Average number of non-redundant sequences found in the MuTAIL-PCR microlibraries. White bars indicate average numbers of sequences that were shared between two or more genotypes within the set of 676 non-redundant sequences. Gray bars show the mean number of unique sequences in each microlibrary. The microlibraries were grouped by genetic background and Mu activity state (see Materials and Methods for details). Error bars are standard errors for each class of sequences.

Figure 3

Genomic DNA gel blots hybridized with Mu element specific probes.
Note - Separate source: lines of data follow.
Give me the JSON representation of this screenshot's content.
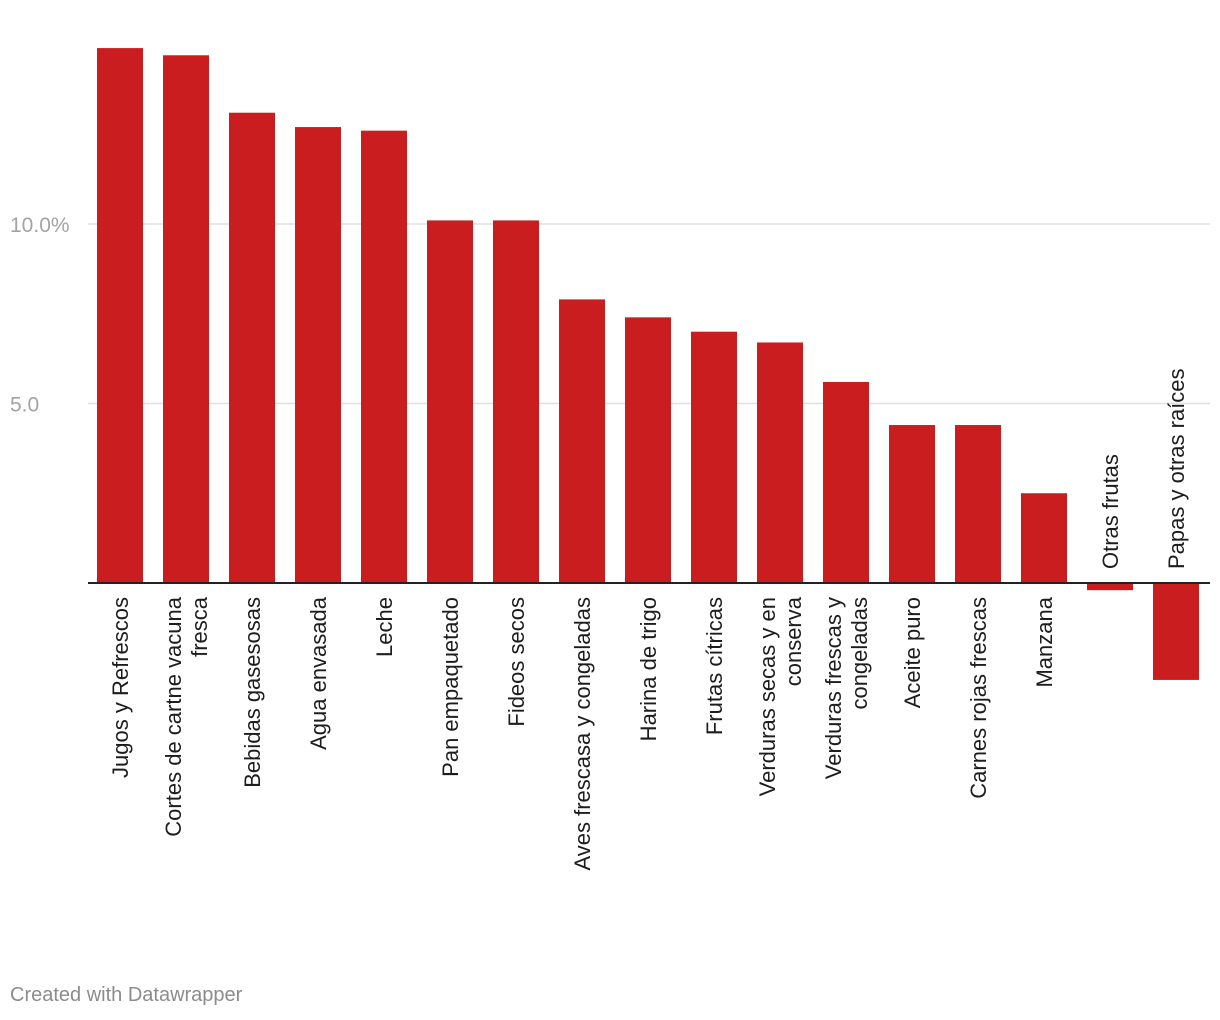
{
  "chart_data": {
    "type": "bar",
    "categories": [
      "Jugos y Refrescos",
      "Cortes de cartne vacuna fresca",
      "Bebidas gasesosas",
      "Agua envasada",
      "Leche",
      "Pan empaquetado",
      "Fideos secos",
      "Aves frescasa y congeladas",
      "Harina de trigo",
      "Frutas cítricas",
      "Verduras secas y en conserva",
      "Verduras frescas y congeladas",
      "Aceite puro",
      "Carnes rojas frescas",
      "Manzana",
      "Otras frutas",
      "Papas y otras raíces"
    ],
    "category_label_lines": [
      [
        "Jugos y Refrescos"
      ],
      [
        "Cortes de cartne vacuna",
        "fresca"
      ],
      [
        "Bebidas gasesosas"
      ],
      [
        "Agua envasada"
      ],
      [
        "Leche"
      ],
      [
        "Pan empaquetado"
      ],
      [
        "Fideos secos"
      ],
      [
        "Aves frescasa y congeladas"
      ],
      [
        "Harina de trigo"
      ],
      [
        "Frutas cítricas"
      ],
      [
        "Verduras secas y en",
        "conserva"
      ],
      [
        "Verduras frescas y",
        "congeladas"
      ],
      [
        "Aceite puro"
      ],
      [
        "Carnes rojas frescas"
      ],
      [
        "Manzana"
      ],
      [
        "Otras frutas"
      ],
      [
        "Papas y otras raíces"
      ]
    ],
    "values": [
      14.9,
      14.7,
      13.1,
      12.7,
      12.6,
      10.1,
      10.1,
      7.9,
      7.4,
      7.0,
      6.7,
      5.6,
      4.4,
      4.4,
      2.5,
      -0.2,
      -2.7
    ],
    "ylim": [
      -2.7,
      14.9
    ],
    "yticks": [
      {
        "value": 5,
        "label": "5.0"
      },
      {
        "value": 10,
        "label": "10.0%"
      }
    ],
    "bar_color": "#c91d1f",
    "grid": true,
    "title": "",
    "xlabel": "",
    "ylabel": ""
  },
  "footer": {
    "credit": "Created with Datawrapper"
  }
}
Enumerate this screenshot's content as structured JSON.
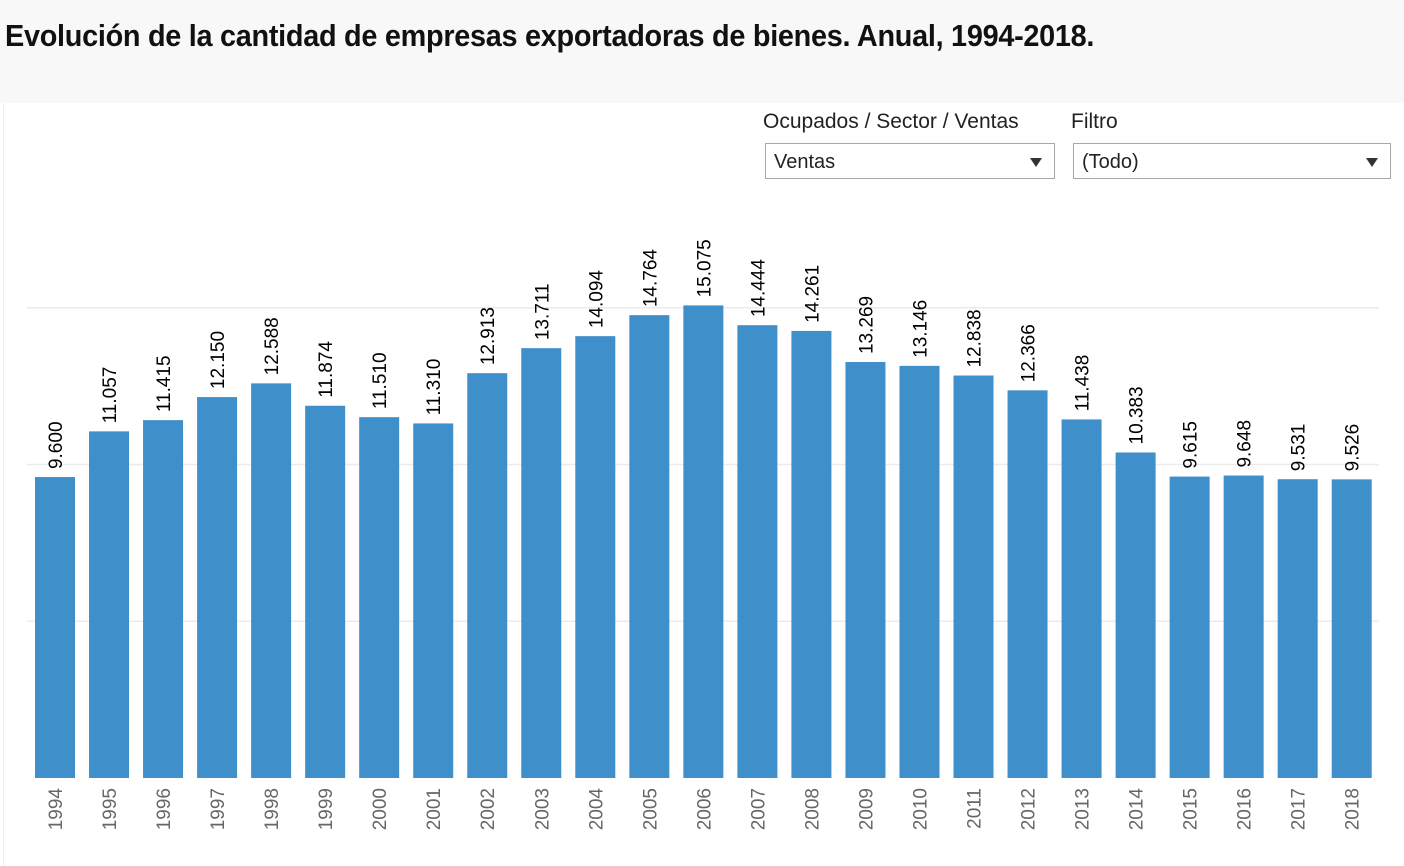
{
  "header": {
    "title": "Evolución de la cantidad de empresas exportadoras de bienes. Anual, 1994-2018."
  },
  "filters": [
    {
      "label": "Ocupados / Sector / Ventas",
      "value": "Ventas",
      "icon": "dropdown-arrow-icon"
    },
    {
      "label": "Filtro",
      "value": "(Todo)",
      "icon": "dropdown-arrow-icon"
    }
  ],
  "colors": {
    "bar": "#3f8fcb",
    "gridline": "#ebebeb",
    "header_bg": "#f8f8f8"
  },
  "chart_data": {
    "type": "bar",
    "title": "Evolución de la cantidad de empresas exportadoras de bienes. Anual, 1994-2018.",
    "xlabel": "",
    "ylabel": "",
    "categories": [
      "1994",
      "1995",
      "1996",
      "1997",
      "1998",
      "1999",
      "2000",
      "2001",
      "2002",
      "2003",
      "2004",
      "2005",
      "2006",
      "2007",
      "2008",
      "2009",
      "2010",
      "2011",
      "2012",
      "2013",
      "2014",
      "2015",
      "2016",
      "2017",
      "2018"
    ],
    "values": [
      9600,
      11057,
      11415,
      12150,
      12588,
      11874,
      11510,
      11310,
      12913,
      13711,
      14094,
      14764,
      15075,
      14444,
      14261,
      13269,
      13146,
      12838,
      12366,
      11438,
      10383,
      9615,
      9648,
      9531,
      9526
    ],
    "data_labels": [
      "9.600",
      "11.057",
      "11.415",
      "12.150",
      "12.588",
      "11.874",
      "11.510",
      "11.310",
      "12.913",
      "13.711",
      "14.094",
      "14.764",
      "15.075",
      "14.444",
      "14.261",
      "13.269",
      "13.146",
      "12.838",
      "12.366",
      "11.438",
      "10.383",
      "9.615",
      "9.648",
      "9.531",
      "9.526"
    ],
    "ylim": [
      0,
      15075
    ],
    "gridlines": [
      5000,
      10000,
      15000
    ],
    "grid": true,
    "y_axis_visible": false,
    "legend": "none"
  }
}
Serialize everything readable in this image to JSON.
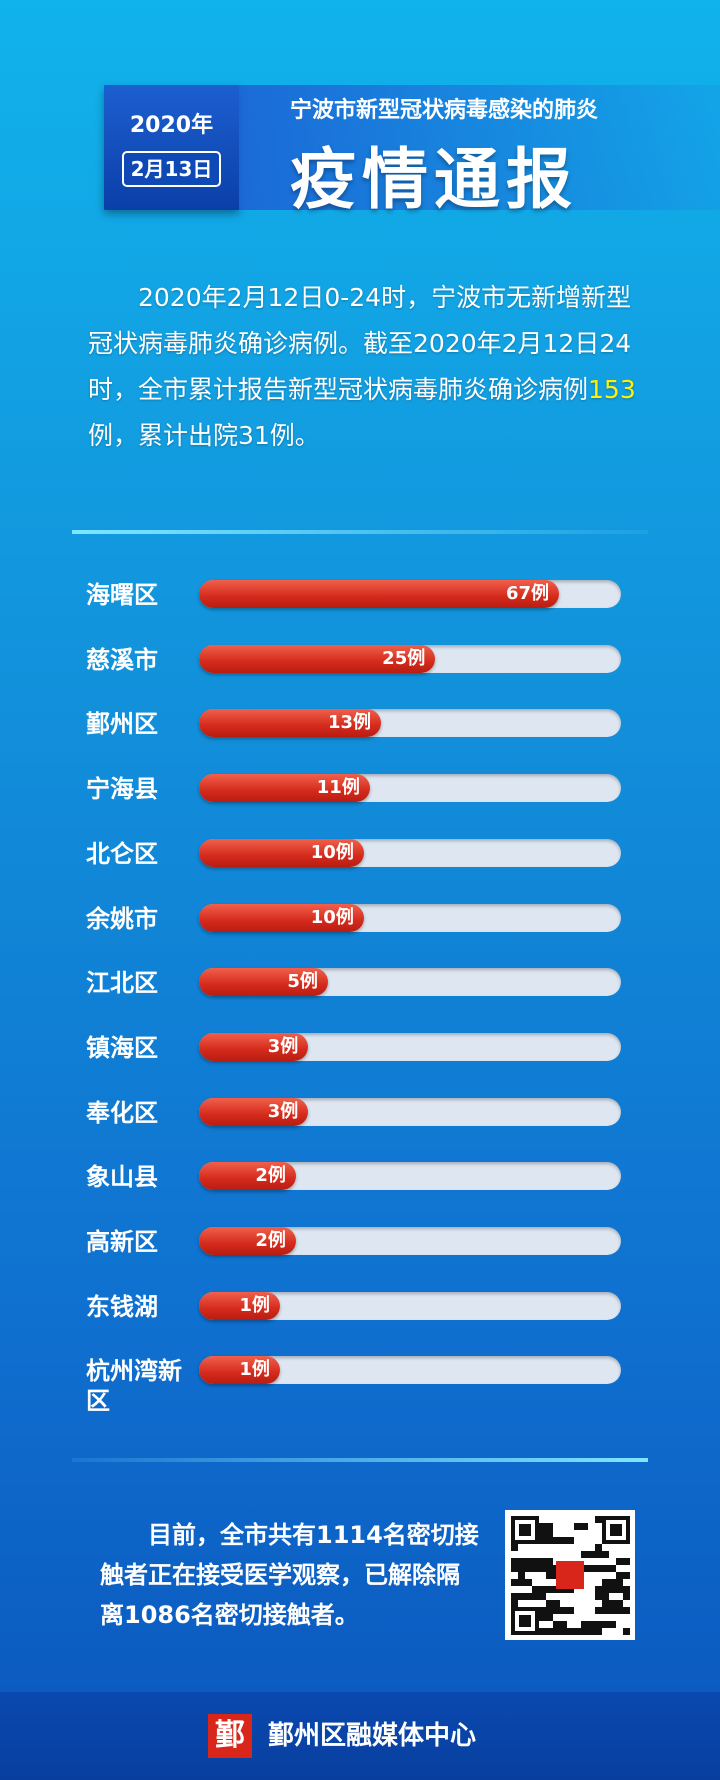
{
  "header": {
    "year": "2020年",
    "date": "2月13日",
    "subtitle": "宁波市新型冠状病毒感染的肺炎",
    "title": "疫情通报"
  },
  "intro": {
    "parts": [
      "2020年2月12日0-24时，宁波市无新增新型冠状病毒肺炎确诊病例。截至2020年2月12日24时，全市累计报告新型冠状病毒肺炎确诊病例",
      "153",
      "例，累计出院31例。"
    ]
  },
  "chart_data": {
    "type": "bar",
    "orientation": "horizontal",
    "color": "#e0392a",
    "track_color": "#dde6f1",
    "categories": [
      "海曙区",
      "慈溪市",
      "鄞州区",
      "宁海县",
      "北仑区",
      "余姚市",
      "江北区",
      "镇海区",
      "奉化区",
      "象山县",
      "高新区",
      "东钱湖",
      "杭州湾新区"
    ],
    "values": [
      67,
      25,
      13,
      11,
      10,
      10,
      5,
      3,
      3,
      2,
      2,
      1,
      1
    ],
    "value_labels": [
      "67例",
      "25例",
      "13例",
      "11例",
      "10例",
      "10例",
      "5例",
      "3例",
      "3例",
      "2例",
      "2例",
      "1例",
      "1例"
    ]
  },
  "footer": {
    "text": "目前，全市共有1114名密切接触者正在接受医学观察，已解除隔离1086名密切接触者。",
    "logo": "鄞",
    "org": "鄞州区融媒体中心"
  }
}
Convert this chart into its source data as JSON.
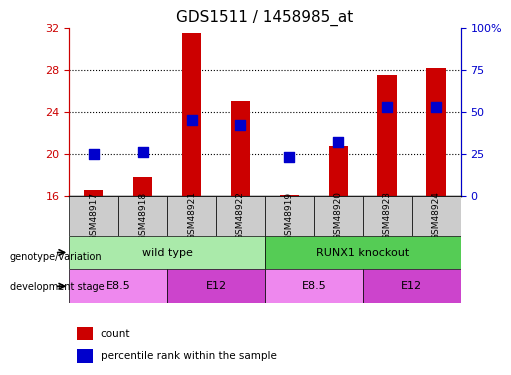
{
  "title": "GDS1511 / 1458985_at",
  "samples": [
    "GSM48917",
    "GSM48918",
    "GSM48921",
    "GSM48922",
    "GSM48919",
    "GSM48920",
    "GSM48923",
    "GSM48924"
  ],
  "count_values": [
    16.6,
    17.8,
    31.5,
    25.0,
    16.1,
    20.8,
    27.5,
    28.2
  ],
  "percentile_values": [
    25,
    26,
    45,
    42,
    23,
    32,
    53,
    53
  ],
  "ylim_left": [
    16,
    32
  ],
  "ylim_right": [
    0,
    100
  ],
  "yticks_left": [
    16,
    20,
    24,
    28,
    32
  ],
  "yticks_right": [
    0,
    25,
    50,
    75,
    100
  ],
  "bar_color": "#cc0000",
  "dot_color": "#0000cc",
  "bar_bottom": 16,
  "genotype_groups": [
    {
      "label": "wild type",
      "span": [
        0,
        4
      ],
      "color": "#aaeaaa"
    },
    {
      "label": "RUNX1 knockout",
      "span": [
        4,
        8
      ],
      "color": "#55cc55"
    }
  ],
  "stage_groups": [
    {
      "label": "E8.5",
      "span": [
        0,
        2
      ],
      "color": "#ee88ee"
    },
    {
      "label": "E12",
      "span": [
        2,
        4
      ],
      "color": "#cc44cc"
    },
    {
      "label": "E8.5",
      "span": [
        4,
        6
      ],
      "color": "#ee88ee"
    },
    {
      "label": "E12",
      "span": [
        6,
        8
      ],
      "color": "#cc44cc"
    }
  ],
  "legend_count_color": "#cc0000",
  "legend_pct_color": "#0000cc",
  "axis_label_color_left": "#cc0000",
  "axis_label_color_right": "#0000cc",
  "grid_color": "#000000",
  "background_color": "#ffffff",
  "plot_bg_color": "#ffffff",
  "bar_width": 0.4,
  "dot_size": 50,
  "sample_box_color": "#cccccc"
}
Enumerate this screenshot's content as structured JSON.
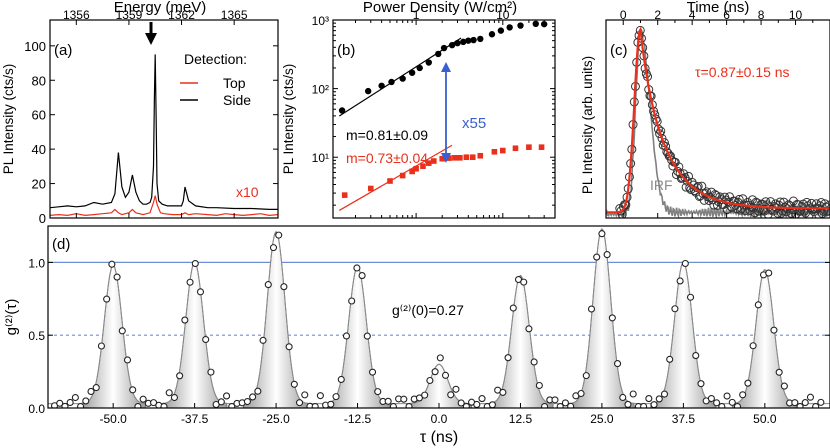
{
  "chart_data": [
    {
      "panel": "(a)",
      "type": "line",
      "title": "Energy (meV)",
      "xlabel": "Energy (meV)",
      "ylabel": "PL Intensity (cts/s)",
      "xlim": [
        1354.5,
        1367.5
      ],
      "ylim": [
        0,
        115
      ],
      "xticks": [
        1356,
        1359,
        1362,
        1365
      ],
      "yticks": [
        0,
        20,
        40,
        60,
        80,
        100
      ],
      "legend_title": "Detection:",
      "annotation": "x10",
      "series": [
        {
          "name": "Top",
          "color": "#e8301c",
          "x": [
            1354.5,
            1355.0,
            1355.5,
            1356.0,
            1356.5,
            1357.0,
            1357.5,
            1358.0,
            1358.2,
            1358.4,
            1358.6,
            1358.8,
            1359.0,
            1359.2,
            1359.4,
            1359.6,
            1359.8,
            1360.0,
            1360.2,
            1360.4,
            1360.5,
            1360.6,
            1360.8,
            1361.0,
            1361.5,
            1362.0,
            1362.2,
            1362.4,
            1362.8,
            1363.5,
            1364.0,
            1364.5,
            1365.0,
            1365.5,
            1366.0,
            1366.5,
            1367.0,
            1367.5
          ],
          "values": [
            1.5,
            2,
            1.5,
            2.5,
            1.5,
            2,
            2.5,
            3,
            5,
            3,
            2,
            2.5,
            3,
            5,
            3,
            2.5,
            2,
            2.5,
            3,
            9,
            13,
            8,
            3,
            2.5,
            2,
            2,
            3,
            2,
            2.5,
            2,
            1.5,
            2.5,
            2,
            1.5,
            2,
            2.5,
            1.5,
            2
          ]
        },
        {
          "name": "Side",
          "color": "#000000",
          "x": [
            1354.5,
            1355.0,
            1355.5,
            1356.0,
            1356.5,
            1357.0,
            1357.5,
            1358.0,
            1358.2,
            1358.4,
            1358.6,
            1358.8,
            1359.0,
            1359.2,
            1359.4,
            1359.6,
            1359.8,
            1360.0,
            1360.2,
            1360.3,
            1360.4,
            1360.45,
            1360.5,
            1360.55,
            1360.6,
            1360.7,
            1360.9,
            1361.2,
            1361.5,
            1362.0,
            1362.1,
            1362.2,
            1362.4,
            1362.8,
            1363.5,
            1364.0,
            1365.0,
            1366.0,
            1367.0,
            1367.5
          ],
          "values": [
            6,
            6.5,
            7,
            6.5,
            7,
            9,
            8,
            9,
            14,
            38,
            18,
            12,
            15,
            25,
            15,
            10,
            8,
            8,
            9,
            12,
            30,
            70,
            95,
            60,
            20,
            10,
            8,
            7,
            7,
            7,
            10,
            18,
            10,
            7,
            6,
            6,
            5.5,
            5.5,
            5,
            5
          ]
        }
      ]
    },
    {
      "panel": "(b)",
      "type": "scatter",
      "title": "Power Density (W/cm²)",
      "xlabel": "Power Density (W/cm²)",
      "ylabel": "PL Intensity (cts/s)",
      "xscale": "log",
      "yscale": "log",
      "xlim": [
        0.11,
        40
      ],
      "ylim": [
        1.3,
        1000
      ],
      "xticks": [
        1,
        10
      ],
      "yticks": [
        10,
        100,
        1000
      ],
      "ytick_labels": [
        "10¹",
        "10²",
        "10³"
      ],
      "annotation": "x55",
      "series": [
        {
          "name": "Side",
          "color": "#000000",
          "fit_label": "m=0.81±0.09",
          "fit_slope": 0.81,
          "x": [
            0.14,
            0.28,
            0.4,
            0.52,
            0.7,
            0.9,
            1.1,
            1.4,
            1.8,
            2.1,
            2.6,
            3.0,
            3.5,
            4.0,
            4.6,
            5.5,
            7.5,
            9.5,
            12,
            16,
            24,
            30
          ],
          "values": [
            48,
            92,
            110,
            125,
            140,
            170,
            200,
            240,
            320,
            390,
            430,
            460,
            480,
            500,
            510,
            530,
            620,
            700,
            780,
            830,
            880,
            870
          ]
        },
        {
          "name": "Top",
          "color": "#e8301c",
          "fit_label": "m=0.73±0.04",
          "fit_slope": 0.73,
          "x": [
            0.15,
            0.3,
            0.5,
            0.7,
            0.9,
            1.0,
            1.2,
            1.4,
            1.6,
            2.0,
            2.4,
            2.8,
            3.2,
            3.8,
            4.5,
            5.5,
            8,
            10,
            14,
            20,
            28
          ],
          "values": [
            2.8,
            3.5,
            4.5,
            5.4,
            6.2,
            6.8,
            7.4,
            8.2,
            8.8,
            9.5,
            9.7,
            9.8,
            9.8,
            10,
            10,
            10.5,
            12,
            12.5,
            13.5,
            14,
            14
          ]
        }
      ]
    },
    {
      "panel": "(c)",
      "type": "scatter",
      "title": "Time (ns)",
      "xlabel": "Time (ns)",
      "ylabel": "PL Intensity (arb. units)",
      "xlim": [
        -1,
        12
      ],
      "ylim": [
        0,
        1.05
      ],
      "xticks": [
        0,
        2,
        4,
        6,
        8,
        10
      ],
      "annotation": "τ=0.87±0.15 ns",
      "irf_label": "IRF",
      "series": [
        {
          "name": "Data",
          "color": "#000000",
          "marker": "open-circle"
        },
        {
          "name": "Fit",
          "color": "#e8301c",
          "decay_ns": 0.87
        },
        {
          "name": "IRF",
          "color": "#808080"
        }
      ]
    },
    {
      "panel": "(d)",
      "type": "scatter",
      "xlabel": "τ (ns)",
      "ylabel": "g⁽²⁾(τ)",
      "xlim": [
        -60,
        60
      ],
      "ylim": [
        0,
        1.25
      ],
      "xticks": [
        -50.0,
        -37.5,
        -25.0,
        -12.5,
        0.0,
        12.5,
        25.0,
        37.5,
        50.0
      ],
      "xtick_labels": [
        "-50.0",
        "-37.5",
        "-25.0",
        "-12.5",
        "0.0",
        "12.5",
        "25.0",
        "37.5",
        "50.0"
      ],
      "yticks": [
        0.0,
        0.5,
        1.0
      ],
      "ytick_labels": [
        "0.0",
        "0.5",
        "1.0"
      ],
      "reference_lines": [
        1.0,
        0.5
      ],
      "annotation": "g⁽²⁾(0)=0.27",
      "peak_positions": [
        -50.0,
        -37.5,
        -25.0,
        -12.5,
        0.0,
        12.5,
        25.0,
        37.5,
        50.0
      ],
      "peak_heights": [
        0.95,
        0.97,
        1.18,
        0.94,
        0.27,
        0.88,
        1.2,
        0.97,
        0.92
      ]
    }
  ]
}
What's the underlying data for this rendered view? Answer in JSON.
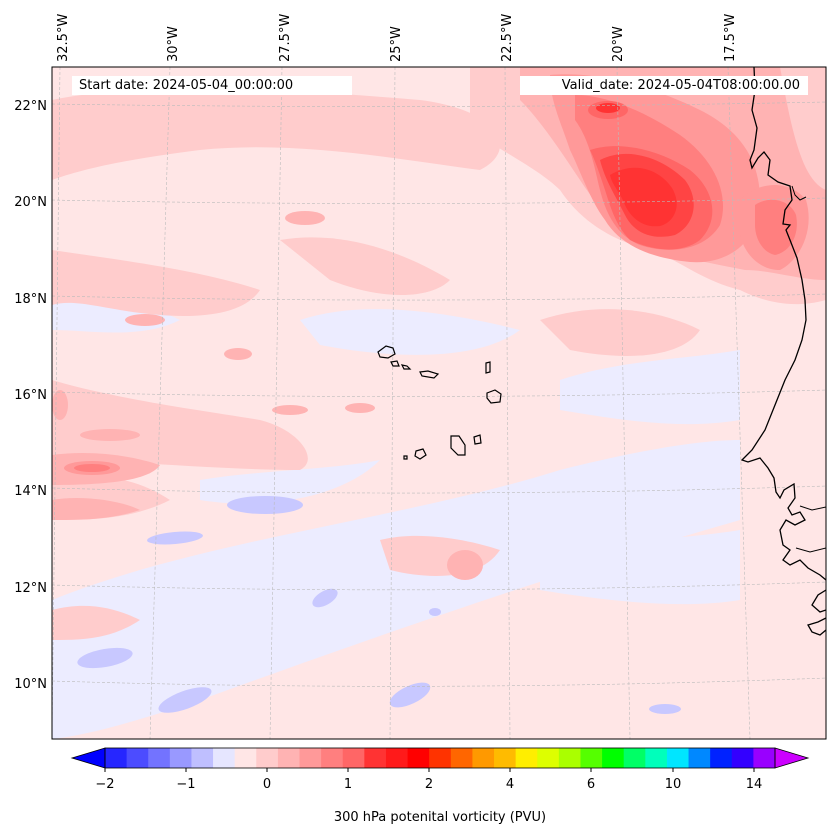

Genomic DNA that was used as the template for the MuTAIL sequencing libraries was digested with HindIII (A–D) or XhoI (E). Lanes 1–11 are the template DNA samples for libraries W22, 00-133, 00-136, 00-137, 99F-235, 99F-240, 99F-245, a1-mum2, eco, 96-603 and 99F-263B. The DNA gel blots were probed with (A) MuDR-, (B) Mu1-, (C) Mu3-, (D) Mu7- and (E) Mu8-specific probes.

Figure 4

DNA gel blots probed with cloned MuTAIL-PCR products. (A) DNA gel blot of HindIII digested genomic DNA extracted from W22 (lane 1) and F₂ progeny of the 99F-232 UniformMu parental pool (lanes 2–13). The blot is probed with the insert from MuTAIL clone 99F-232-G09. (B) DNA gel blot of SstI digested genomic DNA extracted from W22 (lane 1) and F₂ progeny of 99F-232 (lanes 2–13). The blot is probed with the insert of MuTAIL clone 99F-232-A07. Size standards are marked in kbp and polymorphic bands are denoted with arrows.

Figure 5

Ten-locus hybridization assay. DNA gel blots of MuTAIL-PCR products amplified from each of 10 DNA templates containing known Mu-tagged loci were probed with their respective gene sequences. All signals were scored after an overnight exposure. Lanes A–F (left of the vertical black line) are MuTAIL products using the TIR4 nested Mu primer and the Arabidopsis arbitrary primers AD1, AD2, AD3, AD10, AD20 and W4, respectively. Lanes G–R (right of the vertical black line) are MuTAIL products using the TIR8 nested Mu primer and the optimized maize arbitrary primers cggc1, SAD11, SW41, BAD5, CG2, CST1, CTG1, GAG3, geeky1, AG1, BAD8 and NC1, respectively.

Figure 6

Comparison of Mu-TIR sequences amplified with the TIR4 and TIR8 nested primers. (A) Maximum likelihood phylogenetic tree of Mu-TIR sequences recovered with the TIR4 primer. The tree is based on the nine non-redundant 33 bp terminal ends of the 5′ (L) and 3′ (R) Mu-TIRs found in DDBJ/EMBL/GenBank. The number of MuTAIL sequences that clustered with each TIR class are shown next to the tree. (B) Distribution of Mu-TIR sequences from products amplified with the TIR8 nested primer. The maximum likelihood phylogenetic tree is based on the six non- redundant 29 bp terminal ends of the Mu-TIRs found in DDBJ/EMBL/GenBank. (C) Bar graph showing the relative frequency of Mu-TIR classes cloned from products amplified with TIR4 (white) and TIR8 (gray) nested primers. The TIR4 clusters were grouped according to the terminal 29 bp of the specific TIR sequences amplified.